Dernière ligne droite pour IKKS face à sa possible reprise : le sort du groupe de prêt-à-porter premium doit être scellé à très court terme, avec plusieurs scénarios sur la table. Derrière les chiffres, c’est la configuration même de la marque qui pourrait changer, entre recentrage, cessions partielles et arrêts de lignes.
Placée en redressement judiciaire début octobre malgré un plan de relance, l’enseigne suscite une forte concurrence entre candidats. Une audience décisive est attendue le 28 novembre 2025 à Paris. Le périmètre sauvé, les marques conservées et le réseau opérationnel se jouent maintenant. Verdict sous peu.

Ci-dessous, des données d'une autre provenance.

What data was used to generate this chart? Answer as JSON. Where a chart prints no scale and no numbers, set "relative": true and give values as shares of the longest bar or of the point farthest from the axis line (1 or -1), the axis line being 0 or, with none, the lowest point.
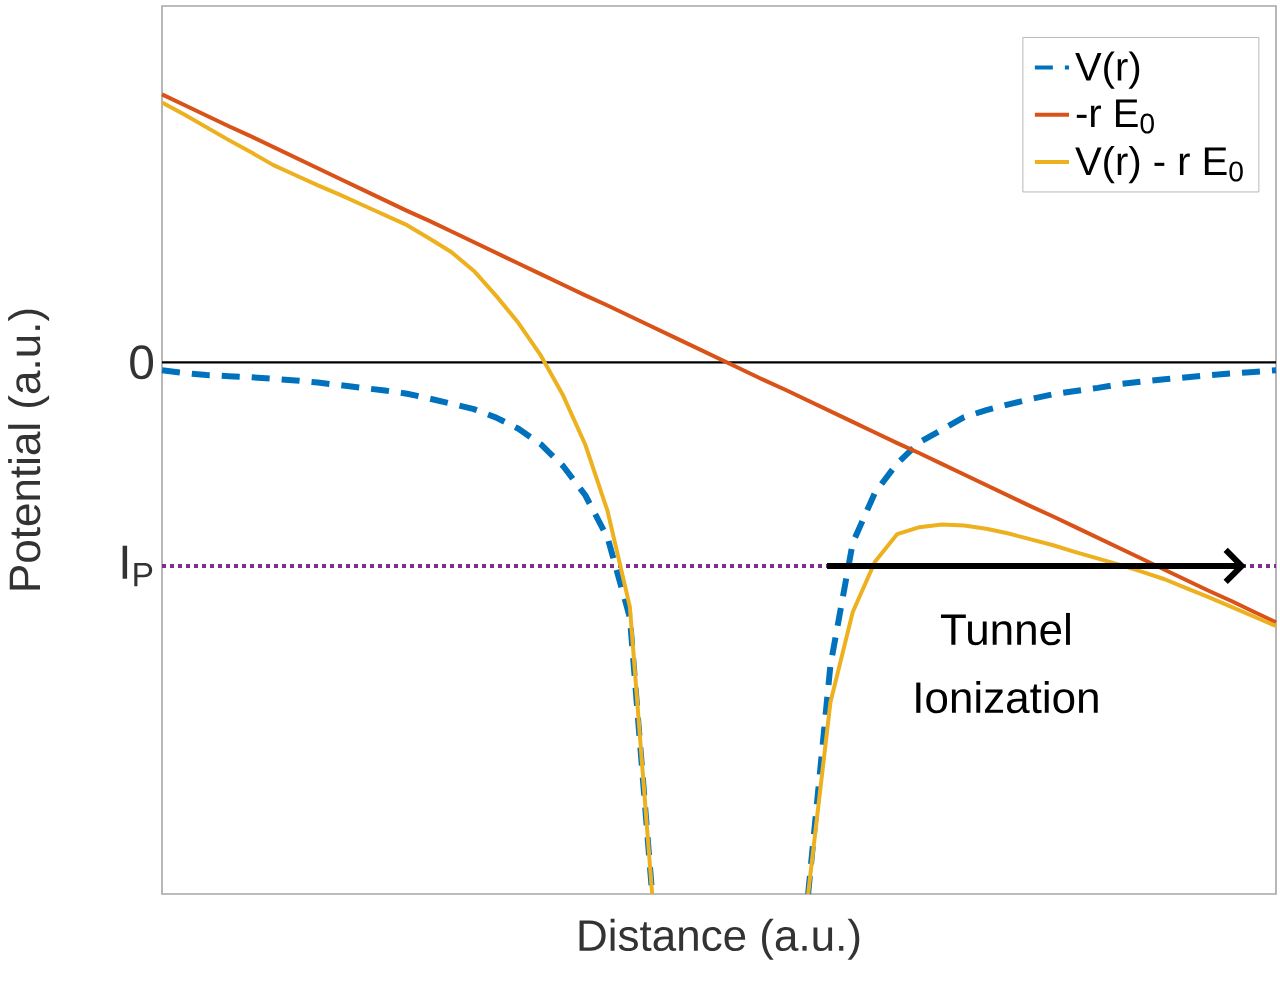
{
  "chart_data": {
    "type": "line",
    "relative": true,
    "xlabel": "Distance (a.u.)",
    "ylabel": "Potential (a.u.)",
    "legend": "top right",
    "marker": "none",
    "categories": [
      null,
      null,
      null,
      null,
      null,
      null,
      null,
      null,
      null,
      null,
      null,
      null,
      null,
      null,
      null,
      null,
      null,
      null,
      null,
      null,
      null,
      null,
      null,
      null,
      null,
      null,
      null,
      null,
      null,
      null,
      null,
      null,
      null,
      null,
      null,
      null,
      null,
      null,
      null,
      null,
      null,
      null,
      null,
      null,
      null,
      null,
      null,
      null,
      null,
      null,
      null
    ],
    "series": [
      {
        "name": "V(r)",
        "color": "#0072bd",
        "line_style": "dashed",
        "values": [
          -0.015,
          -0.02,
          -0.024,
          -0.026,
          -0.028,
          -0.031,
          -0.034,
          -0.038,
          -0.043,
          -0.048,
          -0.053,
          -0.059,
          -0.068,
          -0.078,
          -0.088,
          -0.104,
          -0.125,
          -0.154,
          -0.195,
          -0.25,
          -0.33,
          -0.48,
          -1.0,
          null,
          null,
          null,
          null,
          null,
          null,
          -1.0,
          -0.57,
          -0.34,
          -0.245,
          -0.19,
          -0.15,
          -0.127,
          -0.103,
          -0.09,
          -0.079,
          -0.069,
          -0.06,
          -0.054,
          -0.048,
          -0.041,
          -0.036,
          -0.032,
          -0.028,
          -0.024,
          -0.021,
          -0.018,
          -0.015
        ]
      },
      {
        "name": "-r E$_{0}$",
        "color": "#d95319",
        "line_style": "solid",
        "values": [
          0.504,
          0.484,
          0.464,
          0.444,
          0.425,
          0.405,
          0.385,
          0.365,
          0.345,
          0.325,
          0.305,
          0.285,
          0.266,
          0.246,
          0.226,
          0.206,
          0.186,
          0.166,
          0.146,
          0.126,
          0.107,
          0.087,
          0.067,
          0.047,
          0.027,
          0.007,
          -0.013,
          -0.033,
          -0.052,
          -0.072,
          -0.092,
          -0.112,
          -0.132,
          -0.152,
          -0.171,
          -0.191,
          -0.211,
          -0.231,
          -0.251,
          -0.271,
          -0.29,
          -0.31,
          -0.33,
          -0.35,
          -0.37,
          -0.39,
          -0.41,
          -0.43,
          -0.449,
          -0.469,
          -0.489
        ]
      },
      {
        "name": "V(r) - r E$_{0}$",
        "color": "#edb120",
        "line_style": "solid",
        "values": [
          0.489,
          0.466,
          0.442,
          0.418,
          0.395,
          0.371,
          0.352,
          0.333,
          0.315,
          0.296,
          0.277,
          0.258,
          0.233,
          0.207,
          0.172,
          0.125,
          0.074,
          0.013,
          -0.062,
          -0.155,
          -0.28,
          -0.46,
          -1.0,
          null,
          null,
          null,
          null,
          null,
          null,
          -1.0,
          -0.64,
          -0.47,
          -0.375,
          -0.323,
          -0.31,
          -0.305,
          -0.307,
          -0.313,
          -0.322,
          -0.333,
          -0.344,
          -0.357,
          -0.369,
          -0.381,
          -0.394,
          -0.408,
          -0.425,
          -0.442,
          -0.46,
          -0.478,
          -0.496
        ]
      }
    ],
    "ref_lines": [
      {
        "axis": "y",
        "value": 0,
        "label": "0",
        "color": "#000000",
        "line_style": "solid"
      },
      {
        "axis": "y",
        "value": -0.383,
        "label": "I$_{P}$",
        "color": "#7e2f8e",
        "line_style": "dotted"
      }
    ],
    "annotations": [
      "Tunnel Ionization"
    ]
  }
}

Reprise d’IKKS : calendrier et arbitrages clés
Plusieurs offres ont été publiées par le tribunal des activités économiques de Paris, après un appel à candidats clôturé le 24 octobre. Une dizaine d’offres ont été deposees avant la date limite, et les prétendants peuvent encore les améliorer jusqu’à l’audience. Fin août, l’entreprise comptait 473 points de vente en France et dans 11 autres pays, pour 1 287 salariés dans le monde dont 1 094 en France.
Ce tour de table intervient après un plan social annoncé en février 2024 qui prévoyait la suppression de 202 postes et la fermeture de 77 magasins et corners sur 604 ; in fine, 140 emplois avaient été concernés. Début octobre, la procédure collective a été ouverte. Dans ce contexte, les actionnaires de long terme, dont Avenue Capital, CarVal Investors et Marathon Asset Management, se sont orientés vers une cession de la société.
Offres de reprise : emplois, magasins et marques en balance
Le groupe industriel français Verdoso, qui a racheté l’an dernier The Kooples, propose de reprendre 556 salariés, dont 425 en CDI, et 224 magasins comprenant 99 succursales, 113 contrats d’affiliés et 12 corners en grands magasins, pour un prix de cession de 110.040 euros. Son projet s’accompagnerait de l’arrêt des marques One Step et I.Code, ainsi que de IKKS Junior.
De leur côté, Santiago Cucci, président de la holding HoldIKKS, et Michaël Benabou, cofondateur de Veepee, avancent une offre à 500.000 euros avec un recentrage sur la marque IKKS et les lignes adultes, et la sauvegarde de 391 emplois et 141 points de vente, dont 88 magasins en propre et 53 affiliés. Le groupe Amoniss, propriétaire de Pimkie, met également 500.000 euros sur la table pour préserver 393 CDI et 168 points de vente en France, dont 88 succursales. BCRI Holding, connu pour Café Coton, propose 800.000 euros pour 426 salariés et 67 baux. Le Groupe Beaumanoir vise trois magasins en reprise partielle et, surtout, offre un million d’euros pour acquérir les marques IKKS et les noms de domaine. D’autres dossiers plus ciblés apparaissent, comme celui de Faguo sur 13 magasins.